いさりせし君

光源氏が(おぼろ)月夜(づきよ)から門前払いされて七年、二人の交際は途切れていたが、朧月夜が出家したと聞いて、光源氏は、急いで手紙を書いた。

光源氏「あまの世をよそに聞かめや須磨の浦に藻塩(もしほ)たれしも(たれ)ならなくに」(出家して尼になられたということを、他人事として聞くことができましょうか。かつて私が須磨の浦で涙を流したのは、誰のせいだったのでしょうか)

これに続けて、「かねてから出家したいと願いつつ、あなたに後れをとったことは残念ですが、ご回向(えこう)では、まず私のことを念じてくださることでしょう」などとも書いた。

朧月夜は、光源氏に手紙を書くのも、これが最後になると思い、心を込めて返事を書く。

朧月夜「あま舟にいかがは思ひおくれけむ明石の浦にいさりせし君」(私は出家して尼になりましたが、あなたの出家が遅れたのは、どうしてなのでしょう。
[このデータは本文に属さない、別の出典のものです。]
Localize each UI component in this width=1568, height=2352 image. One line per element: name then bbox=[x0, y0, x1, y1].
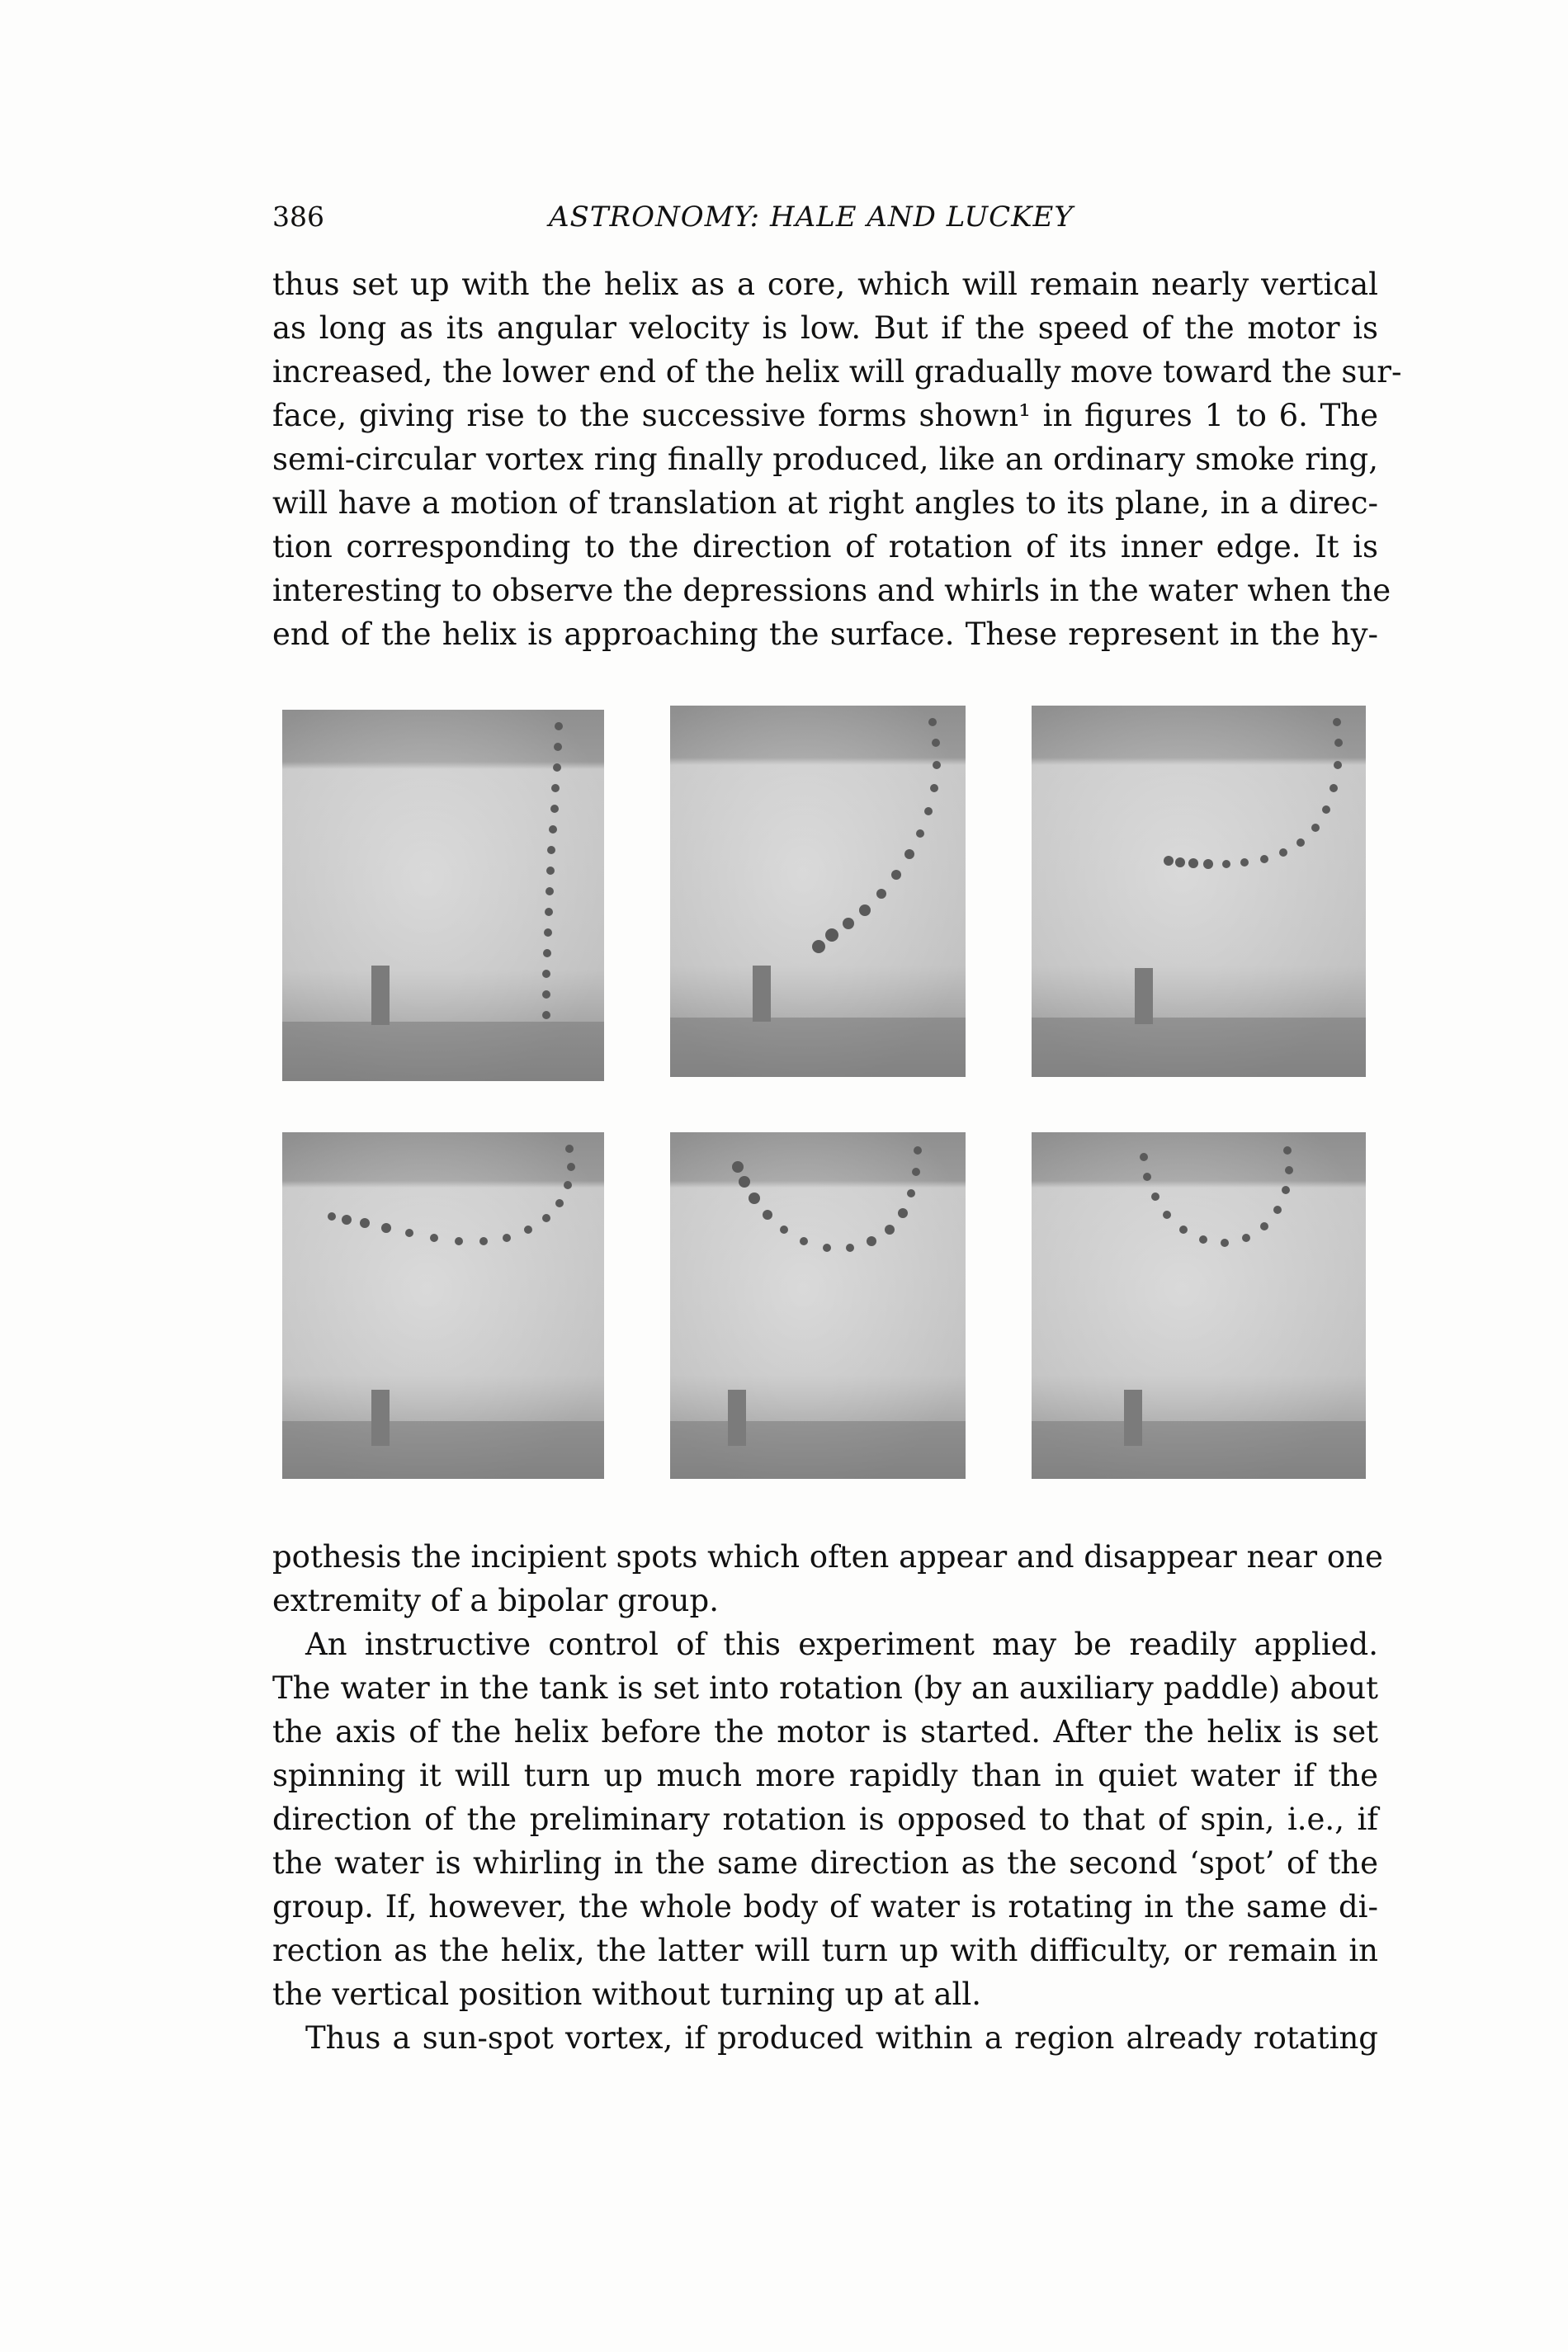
text-line: interesting to observe the depressions and whirls in the water when the bbox=[272, 573, 1391, 608]
text-line: end of the helix is approaching the surface. These represent in the hy- bbox=[272, 616, 1378, 652]
figure-2-photo bbox=[670, 706, 966, 1077]
text-line: An instructive control of this experiment may be readily applied. bbox=[305, 1627, 1378, 1662]
text-line: the axis of the helix before the motor is started. After the helix is set bbox=[272, 1714, 1378, 1750]
figure-5-photo bbox=[670, 1132, 966, 1479]
text-line: increased, the lower end of the helix will gradually move toward the sur- bbox=[272, 354, 1402, 390]
figure-4-photo bbox=[282, 1132, 604, 1479]
paragraph-4 bbox=[272, 2016, 1378, 2060]
paragraph-2 bbox=[272, 1535, 1383, 1622]
text-line: The water in the tank is set into rotation (by an auxiliary paddle) about bbox=[272, 1670, 1378, 1706]
text-line: as long as its angular velocity is low. But if the speed of the motor is bbox=[272, 310, 1378, 346]
text-line: extremity of a bipolar group. bbox=[272, 1583, 719, 1618]
text-line: tion corresponding to the direction of rotation of its inner edge. It is bbox=[272, 529, 1378, 564]
text-line: will have a motion of translation at right angles to its plane, in a direc- bbox=[272, 485, 1378, 521]
page-number: 386 bbox=[272, 201, 324, 233]
text-line: thus set up with the helix as a core, which will remain nearly vertical bbox=[272, 267, 1378, 302]
text-line: group. If, however, the whole body of water is rotating in the same di- bbox=[272, 1889, 1378, 1925]
text-line: the water is whirling in the same direction as the second ‘spot’ of the bbox=[272, 1845, 1378, 1881]
text-line: direction of the preliminary rotation is opposed to that of spin, i.e., if bbox=[272, 1802, 1378, 1837]
text-line: rection as the helix, the latter will turn up with difficulty, or remain in bbox=[272, 1933, 1378, 1968]
text-line: pothesis the incipient spots which often appear and disappear near one bbox=[272, 1539, 1383, 1575]
text-line: spinning it will turn up much more rapidly than in quiet water if the bbox=[272, 1758, 1378, 1793]
text-line: Thus a sun-spot vortex, if produced within a region already rotating bbox=[305, 2020, 1378, 2056]
figure-6-photo bbox=[1032, 1132, 1366, 1479]
figure-3-photo bbox=[1032, 706, 1366, 1077]
text-line: semi-circular vortex ring finally produced, like an ordinary smoke ring, bbox=[272, 442, 1378, 477]
running-head: ASTRONOMY: HALE AND LUCKEY bbox=[549, 201, 1074, 234]
figure-1-photo bbox=[282, 710, 604, 1081]
text-line: face, giving rise to the successive forms shown¹ in figures 1 to 6. The bbox=[272, 398, 1378, 433]
paragraph-3 bbox=[272, 1622, 1378, 2016]
text-line: the vertical position without turning up at all. bbox=[272, 1977, 981, 2012]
明石の浦でいさりをなさっていたからではないでしょうか)

そして、「回向は一切衆生のためにするものですから、その中のお一人として」と書き加えた。

光源氏は、朧月夜の手紙を二条院で受け取った。それを紫の上にも見せて、「ひどく(はずかし)められたものです」などと愚痴をこぼした。朧月夜の手紙をみて、光源氏は、どのように辱められたと思ったのだろうか。それがここでの問題である。

これより二十年余り前、光源氏は、須磨へ退去した。退去の本当の理由は、藤壺と不実の関係を持ち、しかも子(その当時の東宮、後の冷泉(れいぜい)帝)をなしたことが露顕することを恐れたことにあったが、朧月夜はそのような事情を知らない。光源氏は、朧月夜との密会事件が退去の理由であるかのように装っていた。

朧月夜は、光源氏の須磨への退去の責任が自分にあるのだと思い、悩み続けていた。ところが、やがて明らかになったところでは、光源氏は明石で明石の君と関係を持ち、姫君をもうけたではないか。しかも、その姫君が、今では帝の女御となり、東宮の母としてときめいている。自分(朧月夜)はこんなに悩み続けてきたのに、その悩みは何だったのか。

それなのに、光源氏は、いまなお、須磨への退去は私(朧月夜)のせいだと言い続けている。思い返せば、私(朧月夜)は、かつて、東宮(後の朱雀(すざく)帝)に入内することが予定されていたのに、光源氏との恋愛問題のせいで、その話は流れてしまった。光源氏は、そのようないきさつについて、少しでも心を痛めたことがあるのだろうか。

その後、私(朧月夜)は、尚侍として朱雀帝に仕えることになった。朱雀帝の退位が近づいたころには、帝の情愛は、年月が経過するにつれて、ますます深まっていった。それに比べ、光源氏は、私のことをさほど深く思ってくれているように思えなかった。

それなのに、今に至ってなお、実意のない言葉を弄して言い寄ってくる光源氏が、つくづく厭わしい。これが最後の機会だから、この手紙には思いのたけを書こう。

朧月夜の心境をこのように推測したうえで朧月夜の手紙を読み返してみると、朧月夜の激しい感情が伝わってくる。

歌の「明石の浦にいさりせし君」の箇所は、明らかに明石の君を念頭に置いている。この歌では、「私は出家して尼になりましたが、あなたの出家が遅れたのはどうしてなのでしょう。明石の浦で明石の君とよろしくやっておられたからでしょう」、もっと端的に言えば「明石の浦で女(あさ)りをしておられたからでしょう」と、長年にわたる光源氏への憤懣(ふんまん)をぶつけた。

誰のために回向をするのかについて、朧月夜は、光源氏の「まず私のことを念じてくださることでしょう」に対して、「まずあなたのことを念じることなど、お断りします」と、厳しく拒絶した。光源氏は、このように、朧月夜から辱められたのだった。